Linux kernel mirror (for testing) git.kernel.org/pub/scm/linux/kernel/git/torvalds/linux.git
kernel os linux

nsproxy: attach to namespaces via pidfds

For quite a while we have been thinking about using pidfds to attach to
namespaces. This patchset has existed for about a year already but we've
wanted to wait to see how the general api would be received and adopted.
Now that more and more programs in userspace have started using pidfds
for process management it's time to send this one out.

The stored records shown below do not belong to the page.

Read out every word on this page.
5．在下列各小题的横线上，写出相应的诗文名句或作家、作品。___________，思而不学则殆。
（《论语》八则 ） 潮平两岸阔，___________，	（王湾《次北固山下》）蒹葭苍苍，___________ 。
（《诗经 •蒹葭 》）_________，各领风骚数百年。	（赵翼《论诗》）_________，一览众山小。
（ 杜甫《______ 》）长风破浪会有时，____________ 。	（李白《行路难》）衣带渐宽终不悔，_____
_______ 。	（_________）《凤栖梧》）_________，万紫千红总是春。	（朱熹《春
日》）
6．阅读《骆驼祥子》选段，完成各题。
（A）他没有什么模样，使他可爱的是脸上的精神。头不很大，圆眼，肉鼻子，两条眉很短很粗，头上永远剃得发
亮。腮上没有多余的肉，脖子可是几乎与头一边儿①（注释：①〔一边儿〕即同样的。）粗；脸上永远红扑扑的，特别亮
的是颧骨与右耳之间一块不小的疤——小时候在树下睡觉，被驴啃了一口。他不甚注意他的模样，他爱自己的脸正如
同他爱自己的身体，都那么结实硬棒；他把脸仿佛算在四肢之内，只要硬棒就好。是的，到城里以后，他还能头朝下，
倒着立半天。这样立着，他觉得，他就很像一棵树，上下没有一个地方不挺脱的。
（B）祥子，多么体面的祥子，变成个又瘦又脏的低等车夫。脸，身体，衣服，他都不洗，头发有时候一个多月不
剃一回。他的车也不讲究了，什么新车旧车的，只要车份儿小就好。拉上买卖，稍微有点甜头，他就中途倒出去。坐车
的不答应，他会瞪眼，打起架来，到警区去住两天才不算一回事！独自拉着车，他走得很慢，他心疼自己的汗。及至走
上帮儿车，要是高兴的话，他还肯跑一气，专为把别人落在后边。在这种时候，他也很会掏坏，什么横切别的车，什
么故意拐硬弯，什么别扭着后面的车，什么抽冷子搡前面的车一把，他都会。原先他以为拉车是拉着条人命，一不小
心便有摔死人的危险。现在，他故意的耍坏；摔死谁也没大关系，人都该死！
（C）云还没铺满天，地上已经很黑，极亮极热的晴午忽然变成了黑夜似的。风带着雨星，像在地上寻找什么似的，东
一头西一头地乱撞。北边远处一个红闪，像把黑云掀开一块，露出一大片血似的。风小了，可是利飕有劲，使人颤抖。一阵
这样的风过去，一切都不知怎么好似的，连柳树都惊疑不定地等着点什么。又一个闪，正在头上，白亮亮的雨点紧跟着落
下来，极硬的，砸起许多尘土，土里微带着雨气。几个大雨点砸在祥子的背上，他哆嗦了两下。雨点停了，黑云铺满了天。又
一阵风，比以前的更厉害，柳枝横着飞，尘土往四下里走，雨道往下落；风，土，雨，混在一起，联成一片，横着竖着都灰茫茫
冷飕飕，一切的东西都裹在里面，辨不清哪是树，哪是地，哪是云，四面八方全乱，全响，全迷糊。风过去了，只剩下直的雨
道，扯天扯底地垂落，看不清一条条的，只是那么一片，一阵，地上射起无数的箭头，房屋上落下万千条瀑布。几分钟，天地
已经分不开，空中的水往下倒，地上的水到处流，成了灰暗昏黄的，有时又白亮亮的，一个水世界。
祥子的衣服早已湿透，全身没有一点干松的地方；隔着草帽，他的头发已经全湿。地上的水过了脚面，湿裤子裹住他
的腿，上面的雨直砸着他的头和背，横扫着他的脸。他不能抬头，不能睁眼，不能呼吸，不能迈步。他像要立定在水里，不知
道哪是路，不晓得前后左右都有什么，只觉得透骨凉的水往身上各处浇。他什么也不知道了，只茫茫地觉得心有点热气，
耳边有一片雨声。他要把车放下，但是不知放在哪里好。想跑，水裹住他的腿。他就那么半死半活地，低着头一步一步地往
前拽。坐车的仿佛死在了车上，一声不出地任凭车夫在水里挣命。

This patch makes it possible to use pidfds to attach to the namespaces
of another process, i.e. they can be passed as the first argument to the
setns() syscall. When only a single namespace type is specified the
semantics are equivalent to passing an nsfd. That means
setns(nsfd, CLONE_NEWNET) equals setns(pidfd, CLONE_NEWNET). However,
when a pidfd is passed, multiple namespace flags can be specified in the
second setns() argument and setns() will attach the caller to all the
specified namespaces all at once or to none of them. Specifying 0 is not
valid together with a pidfd.

Here are just two obvious examples:
setns(pidfd, CLONE_NEWPID | CLONE_NEWNS | CLONE_NEWNET);
setns(pidfd, CLONE_NEWUSER);
Allowing to also attach subsets of namespaces supports various use-cases
where callers setns to a subset of namespaces to retain privilege, perform
an action and then re-attach another subset of namespaces.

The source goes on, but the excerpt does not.